New Delhi: Intense second wave of Covid-19 infection and subsequent regional lockdowns will limit domestic commercial vehicle (CV) sales volume growth to 23% to 28% this fiscal year compared to previous projection of 32% at 37% expected before its appearance, the rating agency Crisil said in a report on Monday.
However, the agency expects demand to pick up from the second quarter with an easing of blockages and an acceleration in the pace of vaccinations.
In the previous fiscal year, volume growth had been held back to a ten-year low, in large part due to low freight availability and the impact of the pandemic. According to the rating company, the CV market has seen two consecutive years of sharp declines in volumes of 29% and 21% in 2020 and 2021, respectively, following multiple headwinds such as revised axle standards, the BS-VI transition and the pandemic.
With closures becoming widespread in May, the movement of freight, and therefore the profitability of fleet operators, would remain under pressure, weighing on demand at least in the first quarter, Crisil said in a statement.
He expects, however, that as lockdowns ease from the second quarter onwards, demand and freight rates could normalize, boosting GC demand. Crisil also said that CV manufacturers’ credit metrics are expected to improve as margins increase through better capacity utilization and a better product mix.
According to Hetal Gandhi, director of CRISIL Research, the volume of MHCV, which has been more affected in the last two years, is expected to experience strong growth of 35 to 40% this year, driven by the government’s infrastructure effort and the resumption of economic activity.
She further said light commercial vehicles could grow 15-20% given continued last mile demand from e-commerce, consumer staples and the aftermarket.
“Bus demand – the segment hardest hit due to school closures and lack of demand from public transport companies and businesses – is expected to increase from 67% to 72%, but will remain at its lowest for several years. years. The overall CV volume would still be around 30%. % lower than the level for fiscal 2019, ”Gandhi added.
Crisil noted that OEMs are unlikely to get a boost from the wholesale push as dealer inventories were at fairly high levels of 35-40 days at the end of March (up from normal levels of 25 to 30 days). Inventories had risen sharply in the second half of the year after inventory near zero at the start of the previous year due to the BS-VI transition, he added.
Highlighting a positive factor according to the agency, the growth in revenues relative to volumes will be accelerated this year. A better product mix due to higher sales of more expensive MHCVs compared to light commercial vehicles would boost average achievements, he added.
On the commodity cost front, Crisil said, inflation in raw material costs, especially in the form of steel prices, is expected to be passed on to consumers largely, as is the case. previous fiscal year which saw price increases of 10-15% due to both commodity inflation.

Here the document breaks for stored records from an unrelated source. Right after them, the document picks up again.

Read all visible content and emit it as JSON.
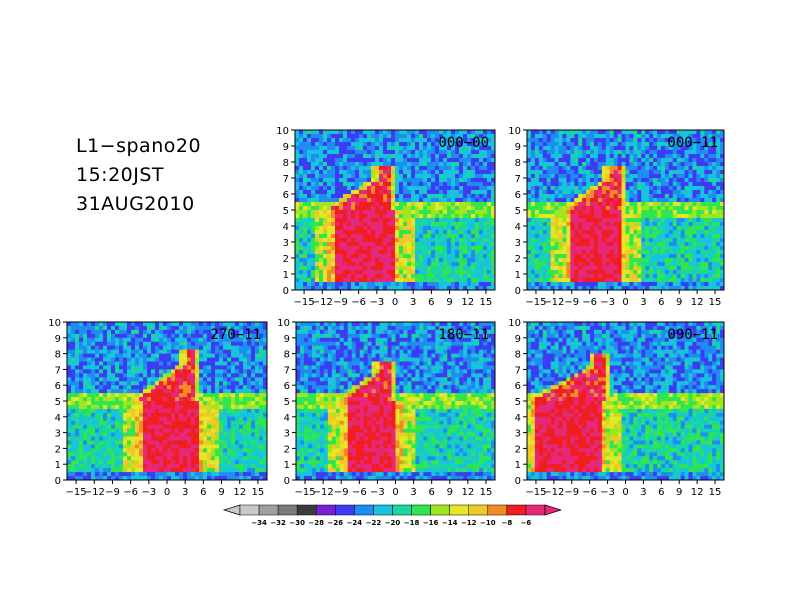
{
  "header": {
    "line1": "L1−spano20",
    "line2": "15:20JST",
    "line3": "31AUG2010"
  },
  "chart_data": {
    "type": "heatmap",
    "y_ticks": [
      "0",
      "1",
      "2",
      "3",
      "4",
      "5",
      "6",
      "7",
      "8",
      "9",
      "10"
    ],
    "ylim": [
      0,
      10
    ],
    "panels": [
      {
        "label": "000−00",
        "x_ticks": [
          "−15",
          "−12",
          "−9",
          "−6",
          "−3",
          "0",
          "3",
          "6",
          "9",
          "12",
          "15"
        ],
        "x_tick_values": [
          -15,
          -12,
          -9,
          -6,
          -3,
          0,
          3,
          6,
          9,
          12,
          15
        ],
        "xlim": [
          -16.5,
          16.5
        ],
        "core_x": [
          -11,
          0.5
        ],
        "plume_top_x": -1.5,
        "plume_top_y": 7.7
      },
      {
        "label": "000−11",
        "x_ticks": [
          "−15",
          "−12",
          "−9",
          "−6",
          "−3",
          "0",
          "3",
          "6",
          "9",
          "12",
          "15"
        ],
        "x_tick_values": [
          -15,
          -12,
          -9,
          -6,
          -3,
          0,
          3,
          6,
          9,
          12,
          15
        ],
        "xlim": [
          -16.5,
          16.5
        ],
        "core_x": [
          -10,
          0
        ],
        "plume_top_x": -1.5,
        "plume_top_y": 7.7
      },
      {
        "label": "270−11",
        "x_ticks": [
          "−15",
          "−12",
          "−9",
          "−6",
          "−3",
          "0",
          "3",
          "6",
          "9",
          "12",
          "15"
        ],
        "x_tick_values": [
          -15,
          -12,
          -9,
          -6,
          -3,
          0,
          3,
          6,
          9,
          12,
          15
        ],
        "xlim": [
          -16.5,
          16.5
        ],
        "core_x": [
          -5,
          6
        ],
        "plume_top_x": 4,
        "plume_top_y": 8.2
      },
      {
        "label": "180−11",
        "x_ticks": [
          "−15",
          "−12",
          "−9",
          "−6",
          "−3",
          "0",
          "3",
          "6",
          "9",
          "12",
          "15"
        ],
        "x_tick_values": [
          -15,
          -12,
          -9,
          -6,
          -3,
          0,
          3,
          6,
          9,
          12,
          15
        ],
        "xlim": [
          -16.5,
          16.5
        ],
        "core_x": [
          -9,
          1
        ],
        "plume_top_x": -1.5,
        "plume_top_y": 7.5
      },
      {
        "label": "090−11",
        "x_ticks": [
          "−15",
          "−12",
          "−9",
          "−6",
          "−3",
          "0",
          "3",
          "6",
          "9",
          "12",
          "15"
        ],
        "x_tick_values": [
          -15,
          -12,
          -9,
          -6,
          -3,
          0,
          3,
          6,
          9,
          12,
          15
        ],
        "xlim": [
          -16.5,
          16.5
        ],
        "core_x": [
          -16,
          -3
        ],
        "plume_top_x": -4,
        "plume_top_y": 8
      }
    ],
    "colorbar": {
      "labels": [
        "−34",
        "−32",
        "−30",
        "−28",
        "−26",
        "−24",
        "−22",
        "−20",
        "−18",
        "−16",
        "−14",
        "−12",
        "−10",
        "−8",
        "−6"
      ],
      "colors": [
        "#c8c8c8",
        "#a0a0a0",
        "#7a7a7a",
        "#3c3c3c",
        "#7a1fd6",
        "#3c3cf5",
        "#1e8cf0",
        "#18c4dc",
        "#18d8a0",
        "#30e650",
        "#a0e61e",
        "#e6e628",
        "#f0c828",
        "#f08c28",
        "#f01e1e",
        "#e6287a"
      ]
    }
  }
}
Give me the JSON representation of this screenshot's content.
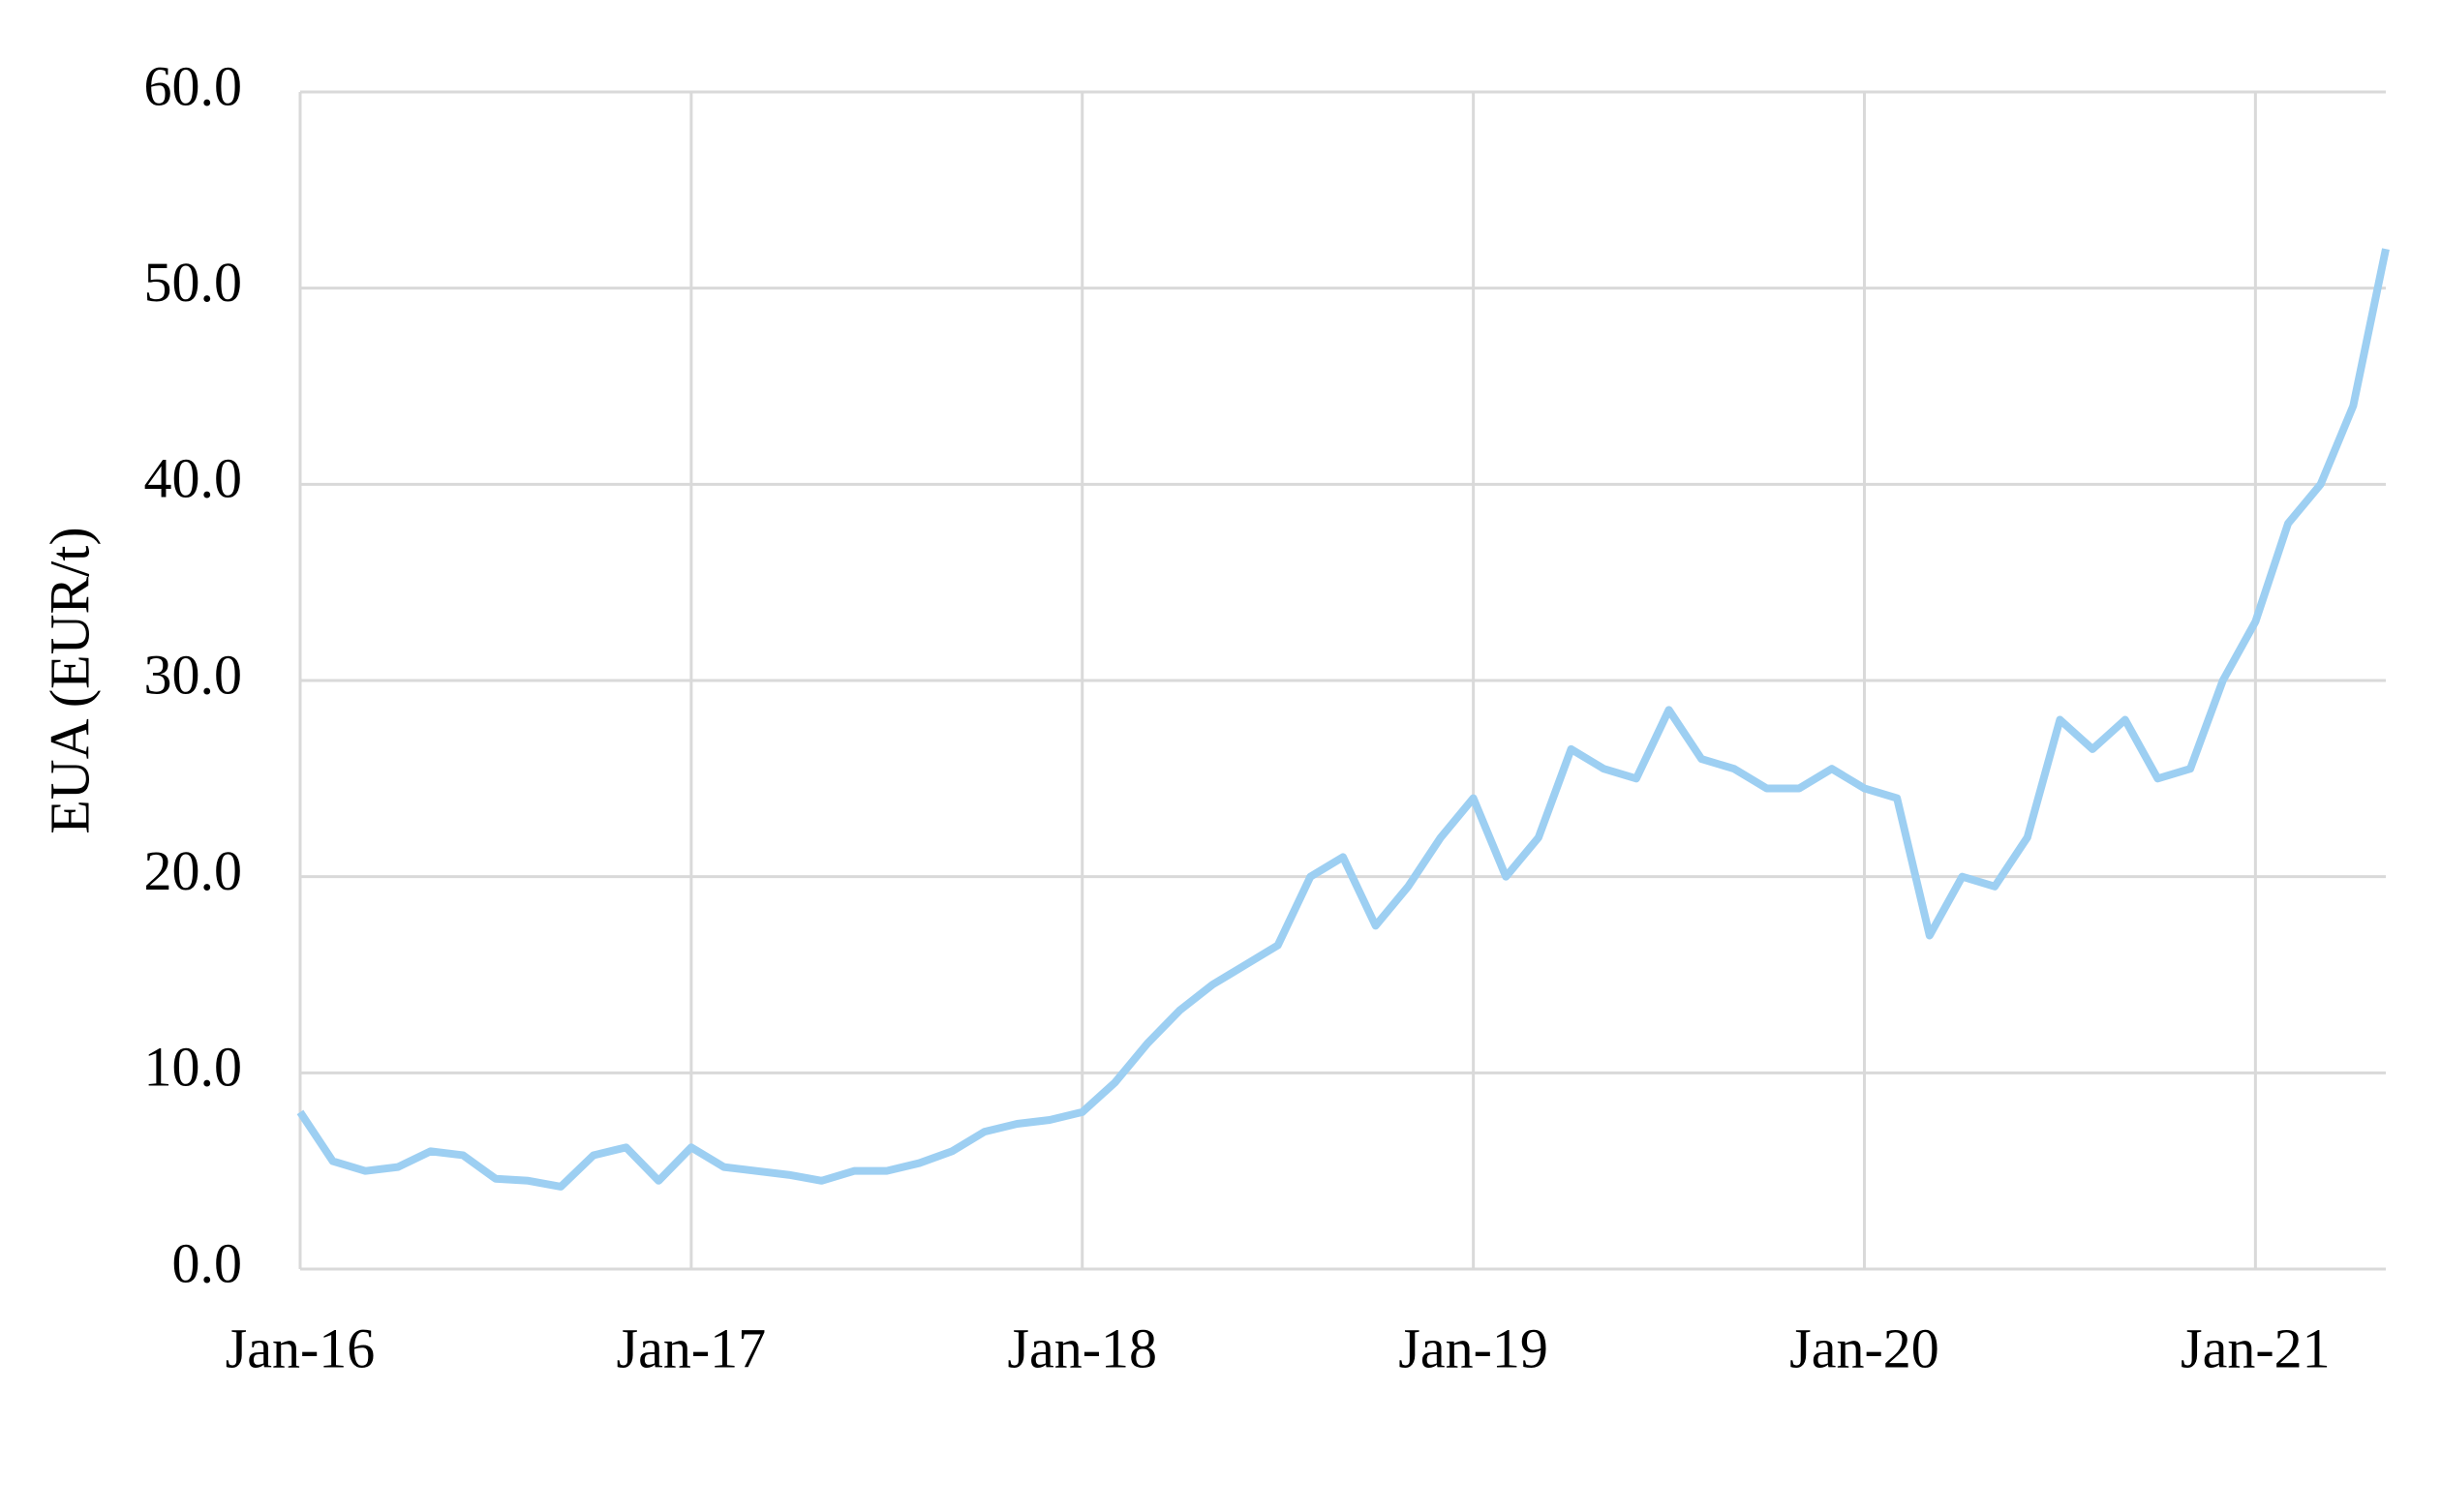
{
  "chart_data": {
    "type": "line",
    "y_label": "EUA (EUR/t)",
    "categories": [
      "Jan-16",
      null,
      null,
      null,
      null,
      null,
      null,
      null,
      null,
      null,
      null,
      null,
      "Jan-17",
      null,
      null,
      null,
      null,
      null,
      null,
      null,
      null,
      null,
      null,
      null,
      "Jan-18",
      null,
      null,
      null,
      null,
      null,
      null,
      null,
      null,
      null,
      null,
      null,
      "Jan-19",
      null,
      null,
      null,
      null,
      null,
      null,
      null,
      null,
      null,
      null,
      null,
      "Jan-20",
      null,
      null,
      null,
      null,
      null,
      null,
      null,
      null,
      null,
      null,
      null,
      "Jan-21",
      null,
      null,
      null,
      null
    ],
    "series": [
      {
        "name": "EUA",
        "color": "#9dcff2",
        "values": [
          8,
          5.5,
          5,
          5.2,
          6,
          5.8,
          4.6,
          4.5,
          4.2,
          5.8,
          6.2,
          4.5,
          6.2,
          5.2,
          5,
          4.8,
          4.5,
          5,
          5,
          5.4,
          6,
          7,
          7.4,
          7.6,
          8,
          9.5,
          11.5,
          13.2,
          14.5,
          15.5,
          16.5,
          20,
          21,
          17.5,
          19.5,
          22,
          24,
          20,
          22,
          26.5,
          25.5,
          25,
          28.5,
          26,
          25.5,
          24.5,
          24.5,
          25.5,
          24.5,
          24,
          17,
          20,
          19.5,
          22,
          28,
          26.5,
          28,
          25,
          25.5,
          30,
          33,
          38,
          40,
          44,
          52
        ]
      }
    ],
    "ylim": [
      0,
      60
    ],
    "yticks": [
      {
        "value": 0,
        "label": "0.0"
      },
      {
        "value": 10,
        "label": "10.0"
      },
      {
        "value": 20,
        "label": "20.0"
      },
      {
        "value": 30,
        "label": "30.0"
      },
      {
        "value": 40,
        "label": "40.0"
      },
      {
        "value": 50,
        "label": "50.0"
      },
      {
        "value": 60,
        "label": "60.0"
      }
    ],
    "grid": true
  }
}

“Higher revenues, coupled with better capacity utilization (~ 38% to ~ 45%) and control over fixed costs, should help CV manufacturers improve their operating margin this year to around 7% “, Naveen Vaidyanathan, associate director, Crisil Ratings, mentioned.
He further mentioned that last year, players achieved an operating margin of 4.4% despite a 10-year low volume due to significant operational improvements and reduced fixed costs.
Crisil noted that with improved profitability, investments – sharply reduced last year – are expected to more than double this year to reach normal levels. Nonetheless, higher profitability would stimulate free cash flow generation and help reduce debt. He expects demand to pick up from the second quarter with an easing of blockages and an acceleration in the pace of vaccinations. A third wave of Covid-19 could weaken sentiment further and will also be a key controllable element, the agency stressed.